Renvoyer les réfugiés en Turquie ?
Désireux de réduire considérablement le nombre de réfugiés, le gouvernement néerlandais propose de renvoyer directement en Turquie les réfugiés arrivés en bateau en Grèce. Cette feuille de route prévoit, en contrepartie, qu'un groupe restreint d'Etats accueillent directement 250.000 demandeurs d'asile. Une initiative qui suscite des avis partagés dans la presse.
Il est impossible d'arrêter les désespérés
Au moins 39 réfugiés se sont noyés samedi aux larges de la Turquie alors qu'ils tentaient de rejoindre Lesbos. Le projet de l'UE, qui consiste à retenir les migrants en Turquie, est aussi irréaliste qu'inhumain, estime le quotidien conservateur Milliyet : "Malgré les pires conditions météorologiques, le voyage vers la mort continue. Car ces hommes n'ont rien à perdre. Et il est très difficile de les dissuader, comme nous avons pu constater par nous-mêmes. Ainsi, les garde-côtes ont rapporté en automne que malgré tous les efforts et mises en garde, les migrants à bord de bateaux pneumatiques restaient rétifs à faire demi-tour. Ils allaient même jusqu'à tenir leurs bébés en l'air, menaçant de les jeter à la mer. C'est pourquoi la menace de vouloir fermer ses portes et de ne plus accueillir personne brandie par l'UE est aussi irréaliste que la contribution de trois milliards d'euros qu'elle a versée à la Turquie, enjoignant cette dernière de ne plus envoyer de migrants. Une somme qui, du reste, n'est pas encore arrivée."
Voir ce qui est faisable
La proposition avancée par les Pays-Bas mérite d’être sérieusement étudiée, plaide le quotidien de gauche taz :
«Qui se chargerait de surveiller, de diriger le tout ? Erdoğan ? Loin d’être idéal, mais quelle est l’alternative ? Attendre de voir combien de personnes se mettent encore en route vers l’Europe, où elles ne sont désormais presque nulle part les bienvenues ? Ce qui nous ramène à l’Allemagne. Il faut prendre une décision. Si nous continuons d’émettre le signal que nous sommes disposés à accueillir sans restriction toutes les personnes vulnérables, nous devrons le faire seuls. Les autres gouvernements européens, y compris de gauche, y sont opposés – ainsi que 70 pour cent des Allemands. C’est pourquoi nous devons réfléchir à ce qui est réellement faisable, à des projets un tant soit peu réalistes et portés par une majorité. Ceux qui n’abandonnent pas l’espoir d’une répartition juste au sein de l’UE peuvent tenter leur chance. Mais les perspectives de réussite politique sont maigres.»

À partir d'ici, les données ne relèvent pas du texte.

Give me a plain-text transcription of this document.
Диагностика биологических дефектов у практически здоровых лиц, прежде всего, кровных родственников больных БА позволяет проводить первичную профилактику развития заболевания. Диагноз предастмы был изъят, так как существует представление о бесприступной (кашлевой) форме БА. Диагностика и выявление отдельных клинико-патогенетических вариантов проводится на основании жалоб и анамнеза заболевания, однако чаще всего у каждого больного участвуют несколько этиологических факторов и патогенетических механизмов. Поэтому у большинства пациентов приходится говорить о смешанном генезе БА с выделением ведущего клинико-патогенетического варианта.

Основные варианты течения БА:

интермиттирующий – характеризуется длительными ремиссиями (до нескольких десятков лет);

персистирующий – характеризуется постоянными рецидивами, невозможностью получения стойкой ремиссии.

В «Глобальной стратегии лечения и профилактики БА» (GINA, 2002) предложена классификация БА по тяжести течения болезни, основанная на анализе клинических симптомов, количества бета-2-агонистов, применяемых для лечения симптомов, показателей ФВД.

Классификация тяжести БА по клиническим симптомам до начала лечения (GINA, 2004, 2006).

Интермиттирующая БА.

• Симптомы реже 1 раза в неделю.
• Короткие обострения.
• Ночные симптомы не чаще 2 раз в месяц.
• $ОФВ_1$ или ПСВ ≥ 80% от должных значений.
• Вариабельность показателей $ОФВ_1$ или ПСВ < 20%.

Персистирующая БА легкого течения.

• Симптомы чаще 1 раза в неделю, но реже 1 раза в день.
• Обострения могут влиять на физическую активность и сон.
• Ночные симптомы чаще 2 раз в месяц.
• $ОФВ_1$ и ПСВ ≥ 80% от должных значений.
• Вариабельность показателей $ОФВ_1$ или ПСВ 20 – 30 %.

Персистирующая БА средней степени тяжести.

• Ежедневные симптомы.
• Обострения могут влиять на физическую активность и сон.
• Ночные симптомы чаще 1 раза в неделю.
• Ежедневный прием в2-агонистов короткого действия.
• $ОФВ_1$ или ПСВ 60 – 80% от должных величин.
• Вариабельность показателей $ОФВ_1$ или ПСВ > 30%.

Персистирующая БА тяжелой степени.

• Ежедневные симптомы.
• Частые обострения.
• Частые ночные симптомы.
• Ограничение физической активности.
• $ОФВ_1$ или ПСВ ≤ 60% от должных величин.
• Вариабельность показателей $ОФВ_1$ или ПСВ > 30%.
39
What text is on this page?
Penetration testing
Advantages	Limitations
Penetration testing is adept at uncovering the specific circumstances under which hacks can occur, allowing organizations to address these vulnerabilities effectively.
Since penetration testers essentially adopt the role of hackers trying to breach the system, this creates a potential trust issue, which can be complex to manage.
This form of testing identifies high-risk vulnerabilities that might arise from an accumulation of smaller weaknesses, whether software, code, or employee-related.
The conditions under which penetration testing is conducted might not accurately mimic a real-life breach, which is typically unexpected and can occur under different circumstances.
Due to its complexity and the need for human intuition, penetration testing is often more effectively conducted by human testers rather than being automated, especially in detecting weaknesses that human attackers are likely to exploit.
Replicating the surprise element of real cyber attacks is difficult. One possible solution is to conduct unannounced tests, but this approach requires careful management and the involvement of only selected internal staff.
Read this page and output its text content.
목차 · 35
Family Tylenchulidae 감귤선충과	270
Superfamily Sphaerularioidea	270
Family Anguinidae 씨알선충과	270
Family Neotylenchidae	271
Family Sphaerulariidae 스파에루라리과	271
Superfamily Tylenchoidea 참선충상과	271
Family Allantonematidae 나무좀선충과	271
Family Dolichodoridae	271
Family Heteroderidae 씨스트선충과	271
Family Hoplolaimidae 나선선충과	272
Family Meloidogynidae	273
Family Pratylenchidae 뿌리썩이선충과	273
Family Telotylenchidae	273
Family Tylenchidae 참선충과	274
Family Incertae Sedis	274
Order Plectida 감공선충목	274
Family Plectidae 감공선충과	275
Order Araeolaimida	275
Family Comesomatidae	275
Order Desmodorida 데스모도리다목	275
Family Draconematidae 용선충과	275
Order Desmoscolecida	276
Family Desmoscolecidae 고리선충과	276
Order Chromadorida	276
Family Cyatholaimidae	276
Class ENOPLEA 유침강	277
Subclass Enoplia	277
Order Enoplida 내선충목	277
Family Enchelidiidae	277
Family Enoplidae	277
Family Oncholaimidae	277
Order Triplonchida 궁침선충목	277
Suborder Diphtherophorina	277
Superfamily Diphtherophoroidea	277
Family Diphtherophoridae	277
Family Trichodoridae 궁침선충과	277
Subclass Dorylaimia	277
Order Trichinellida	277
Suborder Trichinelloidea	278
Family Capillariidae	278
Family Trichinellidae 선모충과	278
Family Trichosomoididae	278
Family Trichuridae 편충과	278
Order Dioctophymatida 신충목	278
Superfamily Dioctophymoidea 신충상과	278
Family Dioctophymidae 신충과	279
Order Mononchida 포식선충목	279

On choisit d'ignorer les massacres
Le plan proposé jeudi par les Pays-Bas est contraire aux principes du droit d’asile universel, souligne le quotidien de centre-gauche De Morgen :
«Ce projet signifie de facto l’abrogation de la Convention de Genève sur les réfugiés, laquelle accorde à tous les réfugiés de guerre la possibilité de trouver refuge dans un pays sûr. Le plus à payer sera élevé sur le plan des valeurs morales et humaines. Par ailleurs, ce plan occulte le fait que la majorité des demandeurs d’asile cherche à fuir des guerres et des conflits bien réels. Si l’on ne fait rien pour éteindre l’infernal brasier qui consume la Syrie, des dizaines de milliers d’apatrides prendront à nouveau les routes. Le projet de pont aérien ne résoudra pas les problèmes de ces personnes, seulement les nôtres, au grand maximum. C’est une manière hypocrite de tourner le dos aux massacres quotidiens qui se produisent au pied de notre imprenable forteresse.»
La cohésion européenne en péril
L’initiative du gouvernement néerlandais montre que celui-ci ne table plus sur des solutions européennes communes, analyse le quotidien de centre-gauche De Volkskrant :
«Bien que la Commission se soit elle aussi montrée critique jeudi, elle adhère aux grandes lignes définies par les deux dirigeants de la coalition néerlandaise, [le Premier ministre Mark] Rutte et [le chef de file du groupe social-démocrate Diederik] Samsom. … Sur des questions aussi importantes que la crise des réfugiés, il est périlleux de miser sur un groupe restreint de pays. Ceci prépare le terrain à une Europe à plusieurs vitesses, ce qui peut rapidement dégénérer en 'shopping sélectif'. Mais Samsom et Rutte ont jugé ce risque préférable à celui de se retrouver dans un magasin avec des rayons vides.»